Peroxiredoxin-5 (PRDX5), mitochondrial is a protein that in humans is encoded by the PRDX5 gene, located on chromosome 11. 
This gene encodes a member of the six-member peroxiredoxin family of antioxidant enzymes. Like the other five members, PRDX5 is widely expressed in tissues but differs by its large subcellular distribution. In human cells, it has been shown that PRDX5 can be localized to mitochondria, peroxisomes, the cytosol, and the nucleus. Human PRDX5 is identified by virtue of the sequence homologies to yeast peroxisomal antioxidant enzyme PMP20.

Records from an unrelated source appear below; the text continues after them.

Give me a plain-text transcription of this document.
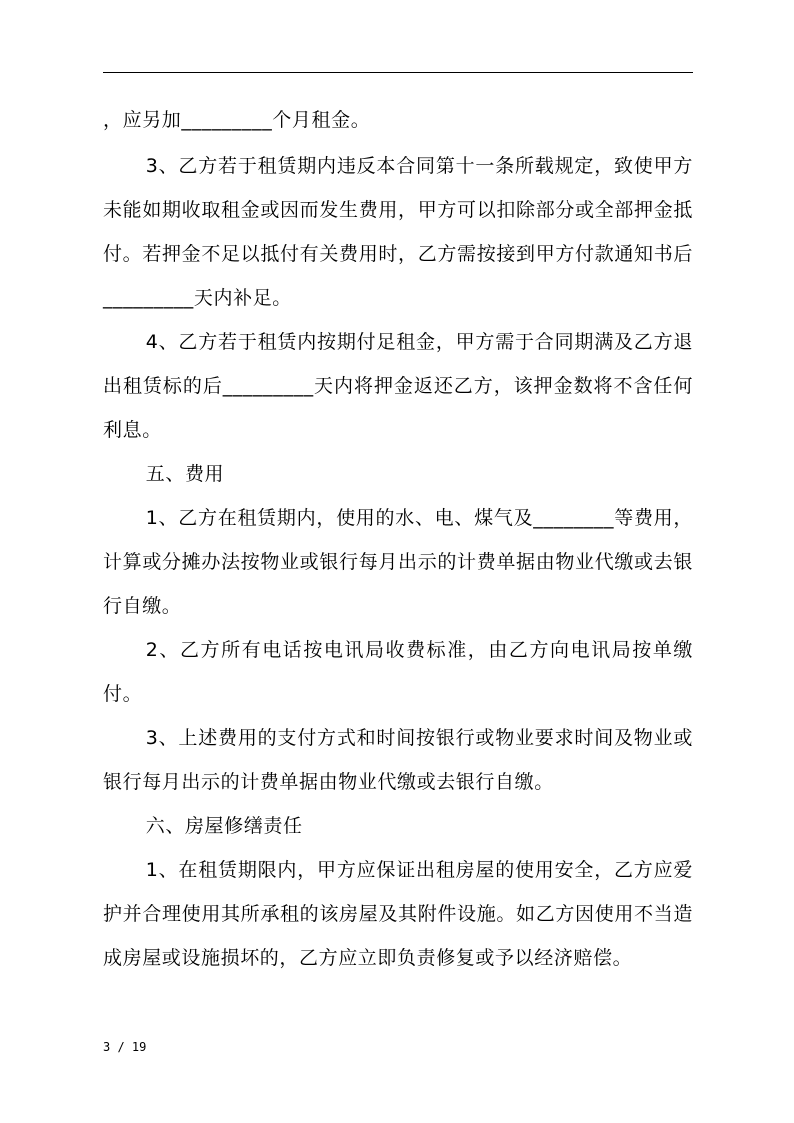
，应另加_________个月租金。

3、乙方若于租赁期内违反本合同第十一条所载规定，致使甲方未能如期收取租金或因而发生费用，甲方可以扣除部分或全部押金抵付。若押金不足以抵付有关费用时，乙方需按接到甲方付款通知书后_________天内补足。

4、乙方若于租赁内按期付足租金，甲方需于合同期满及乙方退出租赁标的后_________天内将押金返还乙方，该押金数将不含任何利息。

五、费用

1、乙方在租赁期内，使用的水、电、煤气及________等费用，计算或分摊办法按物业或银行每月出示的计费单据由物业代缴或去银行自缴。

2、乙方所有电话按电讯局收费标准，由乙方向电讯局按单缴付。

3、上述费用的支付方式和时间按银行或物业要求时间及物业或银行每月出示的计费单据由物业代缴或去银行自缴。

六、房屋修缮责任

1、在租赁期限内，甲方应保证出租房屋的使用安全，乙方应爱护并合理使用其所承租的该房屋及其附件设施。如乙方因使用不当造成房屋或设施损坏的，乙方应立即负责修复或予以经济赔偿。

3 / 19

Biochemically, PRDX5 is a peroxidase that can use cytosolic or mitochondrial thioredoxins to reduce alkyl hydroperoxides or peroxynitrite with high rate constants in the 106 to 107 M−1s−1 range, whereas its reaction with hydrogen peroxide is more modest, in the 105 M−1s−1 range. So far, PRDX5 has been shown to be a cytoprotective antioxidant enzyme that inhibits endogenous or exogenous peroxide accumulation.

Structure

According to its amino acid sequence, this 2-Cys peroxiredoxin, PRDX5, is the most divergent isoform among mammalian peroxiredoxins, processing only 28% to 30% sequence identity with typical 2-Cys and 1-Cys peroxiredoxins. The divergent amino acid sequence of this atypical peroxiredoxin is reflected in its unique crystal structure. The typical peroxiredoxin is composed of a thioredoxin domain and a C-terminal, whereas PRDX5 has an N-terminal domain and a unique alpha helix replaces a loop structure in the typical thioredoxin domain. In addition, typical 2-Cys or 1-Cys peroxiredoxins are associated as anti-parallel dimers via linkage of two beta-7-strands, whereas a PRDX5 dimer is formed by close contact between an alpha-3-helix of one molecule and an alpha-5-helix from the other molecule.

Function 
As a peroxiredoxin, PRDX5 has antioxidative and cytoprotective functions during oxidative stress. Overexpression of human PRDX5 has been shown to inhibit peroxide accumulation induced by TNF-alpha, PDGF, and p53 in NIH3T3 and HeLa cells and reduce cell death by exogenous peroxide in multiple organelles of CHO, HT-22, and human tendon cells. Meanwhile, reduced expression of PRDX5 induces cell susceptibility to oxidative damage and etoposide, doxorubicin, MPP+, and peroxide-induced apoptosis. In addition, expressing human PRDX5 in other organisms or tissues such as yeast, mouse brain, and Xenopus embryos also leads to protection against oxidative stress. PRDX5 in Drosophila melanogaster has been shown to promote longevity in addition to antioxidant activity.

Clinical significance
By examining 98 stroke patients, Kunze et al. showed an inverse correlation between stroke progression and PRDX5 concentration, suggesting that plasma PRDX5 can be a potential biomarker of inflammation in acute stroke. In human breast cancer cells, knockdown of transcription factor, GATA1, led to increased expression of PRDX5 and inhibition of apoptosis. A substantial increase in PRDX5 expression has been observed in astrocytes in multiple sclerosis lesion. PRDX5 has also been identified as a candidate risk gene for the inflammatory disease, sarcoidosis.

Interactions 

Transcription factor GATA-binding protein 1 can bind to the PRDX5 gene and lead to increased expression of PRDX5. PRDX5 has been shown to physically interact with PRDX1, PRDX2, PRDX6, SOD1, and PARK7 in at least two independent high-throughput proteomic analyses.